Of the 90,000 applicants, about 4,000 were approved. Many 1820 Settlers initially arrived in the Cape in about 60 different parties between April and June 1820. They were granted farms near the village of Bathurst, Eastern Cape and supplied equipment and food against their deposits, but their lack of agricultural experience led many of them to abandon agriculture and withdraw to Bathurst and other settlements like Grahamstown, East London and Port Elizabeth, where they typically reverted to their trades.
The key take away to learn from the 1820 ‘land invasion’ is that governments manipulate people for their own selfish gain.
Sure, many of the British settlers went on to become successful and the shotgun approach in allocating land did result in a small subset becoming very successful but, as a nation building exercise it was a bit of a disaster as the connotations around that event linger on still.
It would be easy to say that the fear is that any 1820 Commemoration Event will be a non-starter with a coalition government largely made up of ANC adherents and is a situation where we will have to rely on unpaid volunteers to drive the event and get the buy in from numerous local tourism product owners.
It would be so much better if we could use the event to understand the lingering hurt around this event and move closer towards each other as people who dearly love Algoa Bay and South Africa.

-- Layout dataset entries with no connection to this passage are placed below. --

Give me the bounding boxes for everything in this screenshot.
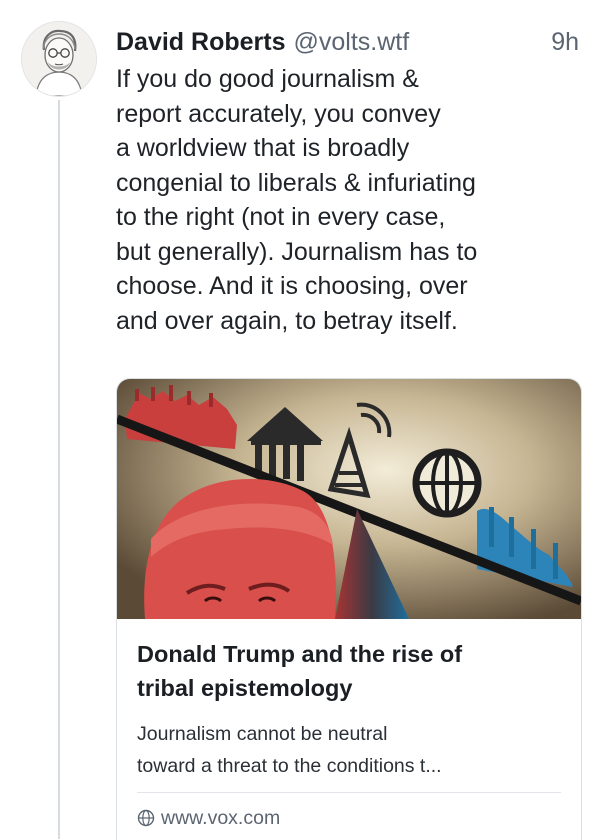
post-text-line: a worldview that is broadly	[116, 134, 410, 162]
link-card-domain-text: www.vox.com	[161, 806, 281, 829]
link-card-description: Journalism cannot be neutral toward a th…	[137, 718, 567, 782]
post-text-line: to the right (not in every case,	[116, 203, 446, 231]
post-text-line: and over again, to betray itself.	[116, 306, 458, 335]
link-preview-card[interactable]: Donald Trump and the rise of tribal epis…	[116, 378, 582, 840]
post-text-line: report accurately, you convey	[116, 99, 441, 128]
post-timestamp[interactable]: 9h	[551, 28, 579, 57]
link-card-title[interactable]: Donald Trump and the rise of tribal epis…	[137, 637, 567, 705]
link-card-description-line: Journalism cannot be neutral	[137, 723, 388, 745]
thread-line	[58, 100, 60, 839]
post-text-line: choose. And it is choosing, over	[116, 272, 468, 300]
avatar-portrait-icon	[22, 22, 96, 96]
link-card-title-line: tribal epistemology	[137, 675, 353, 701]
globe-icon	[137, 809, 155, 827]
author-name[interactable]: David Roberts	[116, 28, 285, 57]
link-card-title-line: Donald Trump and the rise of	[137, 641, 463, 667]
author-avatar[interactable]	[22, 22, 96, 96]
link-card-description-line: toward a threat to the conditions t...	[137, 755, 442, 777]
author-handle[interactable]: @volts.wtf	[293, 28, 409, 57]
link-card-divider	[137, 792, 561, 793]
post-text-line: but generally). Journalism has to	[116, 237, 478, 266]
link-card-domain[interactable]: www.vox.com	[137, 804, 280, 832]
post-text-line: If you do good journalism &	[116, 65, 419, 93]
post-header: David Roberts @volts.wtf 9h	[116, 26, 579, 58]
post-text-line: congenial to liberals & infuriating	[116, 168, 476, 197]
post-text: If you do good journalism & report accur…	[116, 62, 586, 338]
link-preview-image	[117, 379, 581, 619]
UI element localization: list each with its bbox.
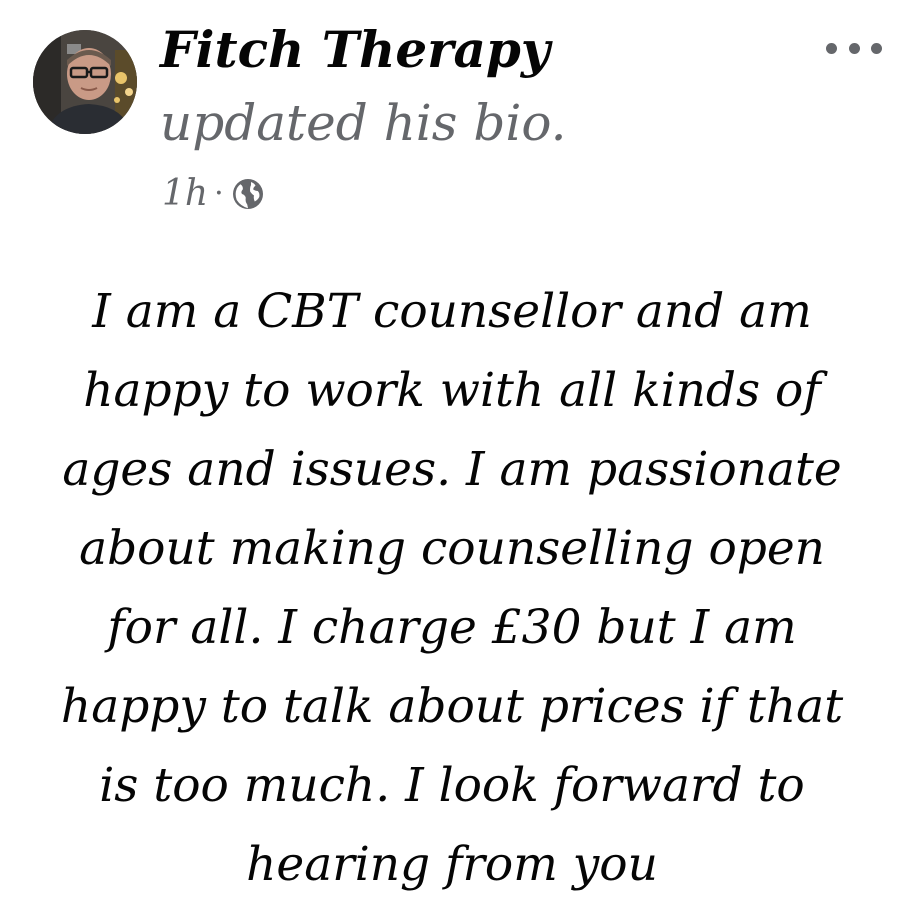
meta-separator: · [214,176,224,211]
post-action-text: updated his bio. [160,94,567,152]
globe-icon[interactable] [230,176,266,212]
more-horizontal-icon [848,42,860,54]
profile-photo [33,30,137,134]
more-options-button[interactable] [826,36,882,60]
post-card: Fitch Therapy updated his bio. 1h · I am… [0,0,904,898]
bio-text: I am a CBT counsellor and am happy to wo… [60,284,844,892]
post-meta: 1h · [162,176,266,212]
more-horizontal-icon [871,42,882,54]
author-name[interactable]: Fitch Therapy [160,22,550,77]
more-horizontal-icon [826,42,837,54]
post-timestamp[interactable]: 1h [162,176,208,212]
avatar[interactable] [33,30,137,134]
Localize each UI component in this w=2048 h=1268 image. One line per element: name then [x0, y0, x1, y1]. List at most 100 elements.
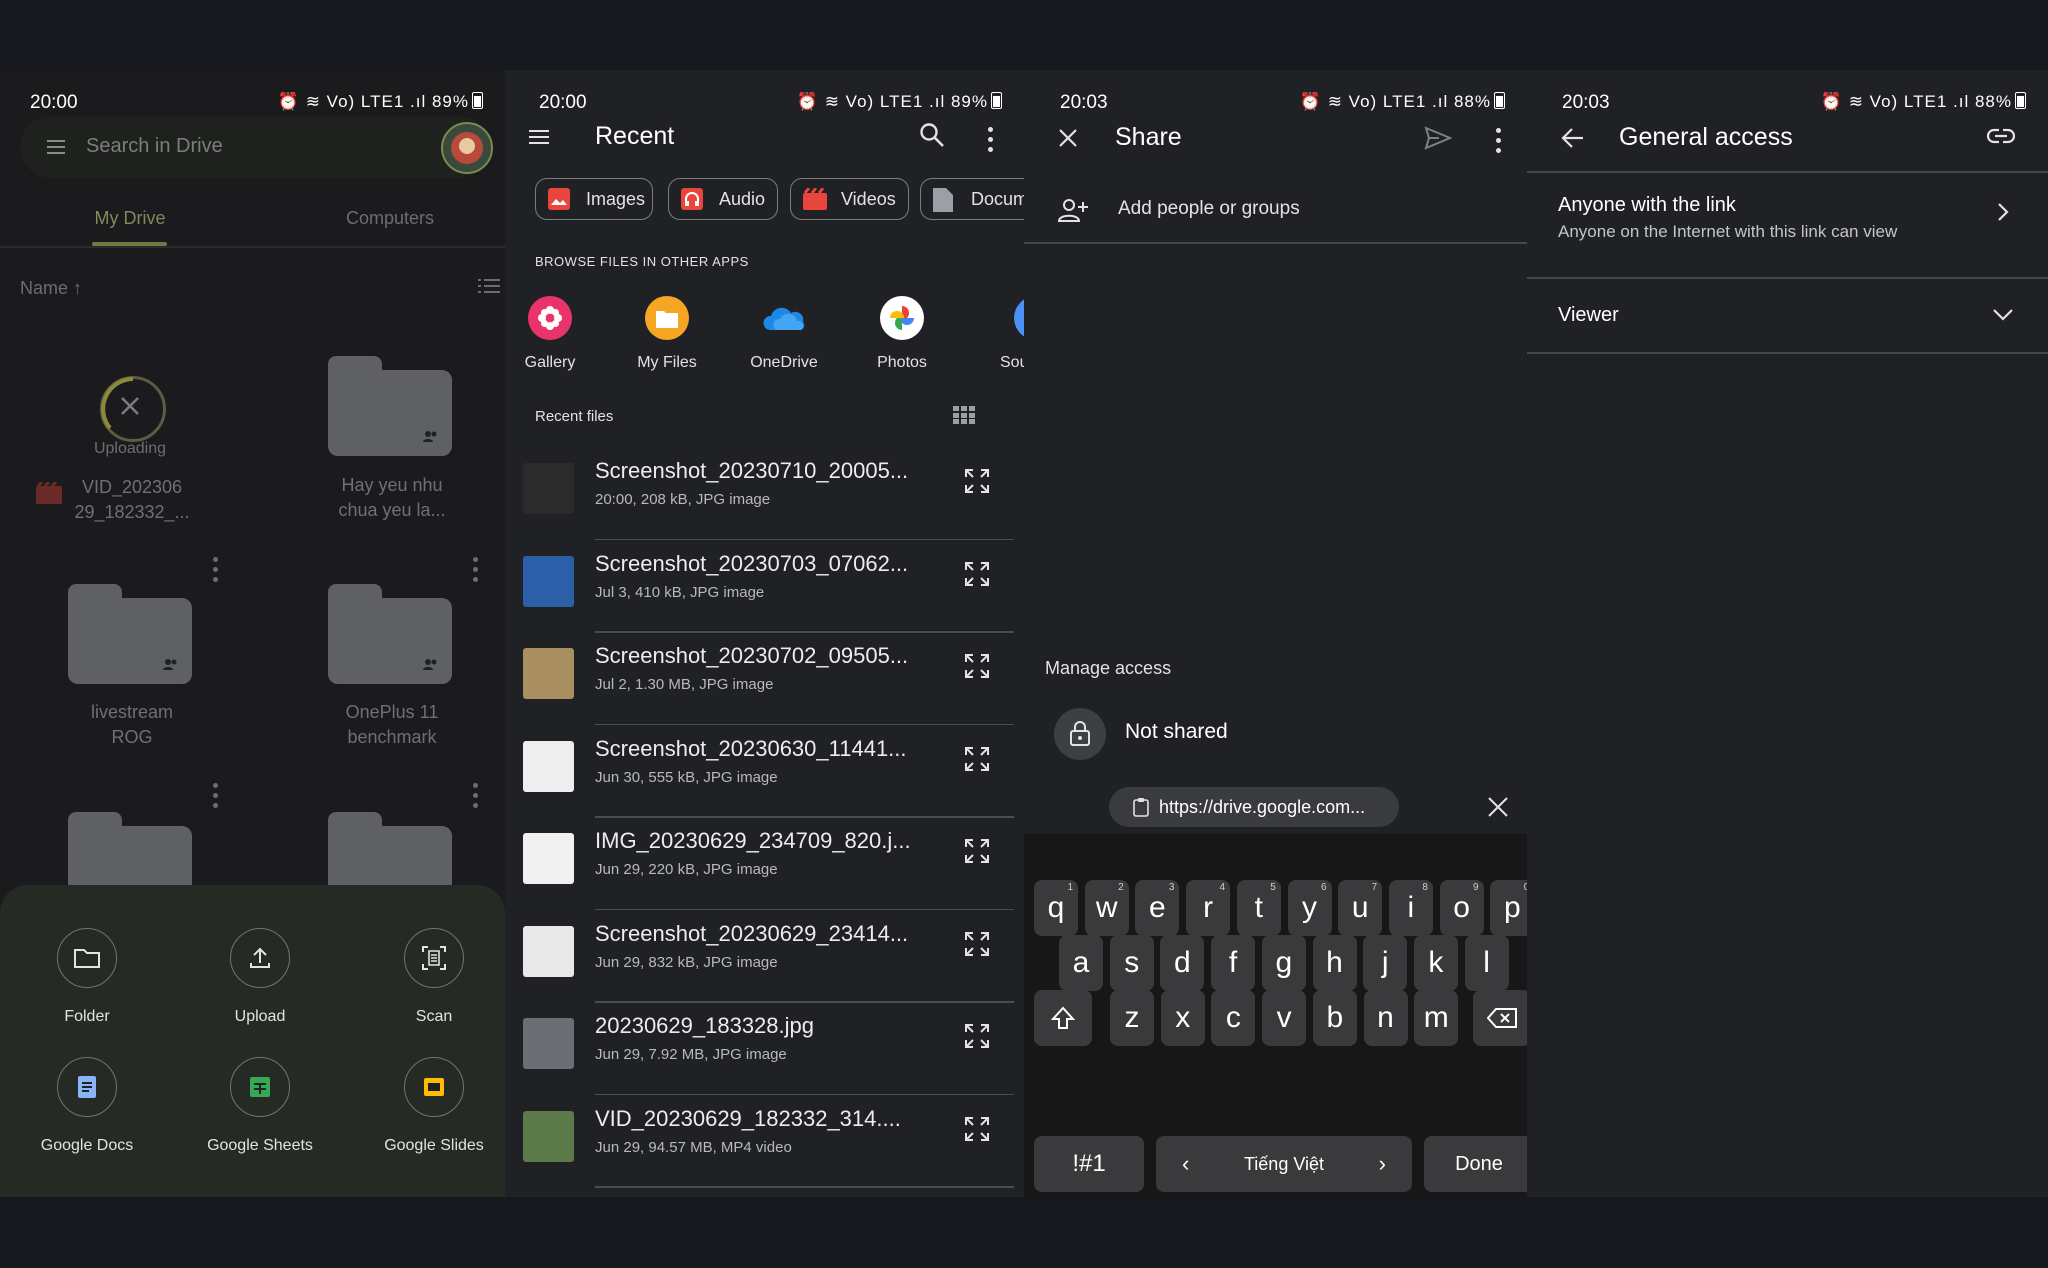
role-dropdown[interactable]: Viewer — [1527, 278, 2048, 353]
more-options-icon[interactable] — [988, 127, 994, 157]
expand-icon[interactable] — [963, 930, 991, 963]
expand-icon[interactable] — [963, 837, 991, 870]
drive-search-bar[interactable]: Search in Drive — [20, 116, 493, 178]
back-arrow-icon[interactable] — [1561, 126, 1585, 150]
upload-button[interactable]: Upload — [180, 928, 340, 1026]
google-docs-button[interactable]: Google Docs — [7, 1057, 167, 1155]
key-c[interactable]: c — [1211, 990, 1256, 1046]
filter-chip-documents[interactable]: Docum — [920, 178, 1024, 220]
more-options-icon[interactable] — [1496, 128, 1502, 158]
key-x[interactable]: x — [1160, 990, 1205, 1046]
list-view-icon[interactable] — [478, 277, 500, 295]
symbols-key[interactable]: !#1 — [1034, 1136, 1144, 1192]
drive-item-folder[interactable]: livestream ROG — [32, 700, 232, 750]
video-icon — [803, 187, 827, 210]
backspace-key[interactable] — [1473, 990, 1527, 1046]
file-row[interactable]: Screenshot_20230630_11441... Jun 30, 555 … — [505, 726, 1024, 818]
key-l[interactable]: l — [1464, 935, 1509, 991]
app-gallery[interactable]: Gallery — [505, 296, 610, 372]
key-h[interactable]: h — [1312, 935, 1357, 991]
file-row[interactable]: Screenshot_20230629_23414... Jun 29, 832 … — [505, 911, 1024, 1003]
expand-icon[interactable] — [963, 1022, 991, 1055]
app-onedrive[interactable]: OneDrive — [724, 296, 844, 372]
menu-icon[interactable] — [527, 125, 551, 149]
key-t[interactable]: t5 — [1236, 880, 1281, 936]
key-p[interactable]: p0 — [1490, 880, 1527, 936]
key-k[interactable]: k — [1413, 935, 1458, 991]
google-sheets-button[interactable]: Google Sheets — [180, 1057, 340, 1155]
not-shared-status[interactable]: Not shared — [1125, 720, 1228, 744]
key-z[interactable]: z — [1110, 990, 1154, 1046]
key-e[interactable]: e3 — [1135, 880, 1180, 936]
search-icon[interactable] — [919, 122, 945, 148]
more-options-icon[interactable] — [213, 557, 219, 587]
more-options-icon[interactable] — [473, 557, 479, 587]
more-options-icon[interactable] — [473, 783, 479, 813]
key-a[interactable]: a — [1059, 935, 1103, 991]
avatar[interactable] — [441, 122, 493, 174]
key-s[interactable]: s — [1109, 935, 1154, 991]
shift-key[interactable] — [1034, 990, 1092, 1046]
key-r[interactable]: r4 — [1186, 880, 1231, 936]
file-row[interactable]: Screenshot_20230702_09505... Jul 2, 1.30 … — [505, 633, 1024, 725]
file-row[interactable]: VID_20230629_182332_314.... Jun 29, 94.57… — [505, 1096, 1024, 1188]
drive-screen: 20:00 ⏰ ≋ Vo) LTE1 .ıl 89% Search in Dri… — [0, 70, 505, 1197]
manage-access-heading: Manage access — [1045, 658, 1172, 678]
grid-view-icon[interactable] — [953, 406, 975, 424]
key-i[interactable]: i8 — [1388, 880, 1433, 936]
file-row[interactable]: Screenshot_20230710_20005... 20:00, 208 k… — [505, 448, 1024, 540]
add-people-row[interactable]: Add people or groups — [1024, 188, 1527, 246]
key-m[interactable]: m — [1414, 990, 1459, 1046]
key-o[interactable]: o9 — [1439, 880, 1484, 936]
key-n[interactable]: n — [1363, 990, 1408, 1046]
scan-button[interactable]: Scan — [354, 928, 505, 1026]
close-icon[interactable] — [1058, 128, 1078, 148]
key-u[interactable]: u7 — [1338, 880, 1383, 936]
app-my-files[interactable]: My Files — [607, 296, 727, 372]
file-meta: Jun 29, 94.57 MB, MP4 video — [595, 1138, 792, 1156]
done-key[interactable]: Done — [1424, 1136, 1527, 1192]
key-b[interactable]: b — [1312, 990, 1357, 1046]
new-folder-button[interactable]: Folder — [7, 928, 167, 1026]
google-slides-button[interactable]: Google Slides — [354, 1057, 505, 1155]
send-icon[interactable] — [1424, 126, 1452, 150]
sort-by-name[interactable]: Name ↑ — [20, 278, 82, 299]
expand-icon[interactable] — [963, 467, 991, 500]
drive-item-folder[interactable]: Hay yeu nhu chua yeu la... — [292, 473, 492, 523]
language-spacebar[interactable]: ‹ Tiếng Việt › — [1156, 1136, 1412, 1192]
filter-chip-videos[interactable]: Videos — [790, 178, 909, 220]
file-row[interactable]: Screenshot_20230703_07062... Jul 3, 410 k… — [505, 541, 1024, 633]
key-q[interactable]: q1 — [1034, 880, 1078, 936]
drive-item-folder[interactable]: OnePlus 11 benchmark — [292, 700, 492, 750]
link-access-option[interactable]: Anyone with the link Anyone on the Inter… — [1527, 172, 2048, 250]
expand-icon[interactable] — [963, 560, 991, 593]
status-time: 20:03 — [1060, 92, 1108, 113]
tab-my-drive[interactable]: My Drive — [0, 208, 260, 229]
app-photos[interactable]: Photos — [842, 296, 962, 372]
filter-chip-images[interactable]: Images — [535, 178, 653, 220]
divider — [1024, 242, 1527, 244]
key-v[interactable]: v — [1262, 990, 1307, 1046]
clipboard-link-chip[interactable]: https://drive.google.com... — [1109, 787, 1399, 827]
key-d[interactable]: d — [1160, 935, 1205, 991]
key-w[interactable]: w2 — [1084, 880, 1129, 936]
expand-icon[interactable] — [963, 745, 991, 778]
file-row[interactable]: IMG_20230629_234709_820.j... Jun 29, 220 … — [505, 818, 1024, 910]
app-sound[interactable]: Sound — [960, 296, 1024, 372]
more-options-icon[interactable] — [213, 783, 219, 813]
close-clipboard-icon[interactable] — [1488, 797, 1508, 817]
key-j[interactable]: j — [1363, 935, 1408, 991]
menu-icon[interactable] — [44, 135, 68, 159]
tab-computers[interactable]: Computers — [260, 208, 505, 229]
expand-icon[interactable] — [963, 1115, 991, 1148]
role-label: Viewer — [1558, 304, 1619, 326]
key-g[interactable]: g — [1261, 935, 1306, 991]
key-f[interactable]: f — [1211, 935, 1256, 991]
filter-chip-audio[interactable]: Audio — [668, 178, 778, 220]
expand-icon[interactable] — [963, 652, 991, 685]
link-icon[interactable] — [1987, 128, 2015, 144]
drive-item-video[interactable]: VID_202306 29_182332_... — [32, 475, 232, 525]
key-y[interactable]: y6 — [1287, 880, 1332, 936]
file-thumbnail — [523, 1018, 574, 1069]
file-row[interactable]: 20230629_183328.jpg Jun 29, 7.92 MB, JPG … — [505, 1003, 1024, 1095]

I hope that recent history around the 150th St Georges Park Celebrations non-event will help us learn to do things differently.
In 2011 there was much enthusiasm about celebrating the 150th Anniversary of St Georges Park…. which waned. See: http://mype.co.za/new/st-georges-park-150th-anniversary/2984/2011/03. Many meetings were hosted at the Department of Sport, Recreation, Arts and Culture whose offices are in St Georges Park and no dedicated champion and driver of the process was revealed.
As a result this enthusiasm was soon damped down in committees and intransigence for the asked for support from the municipality.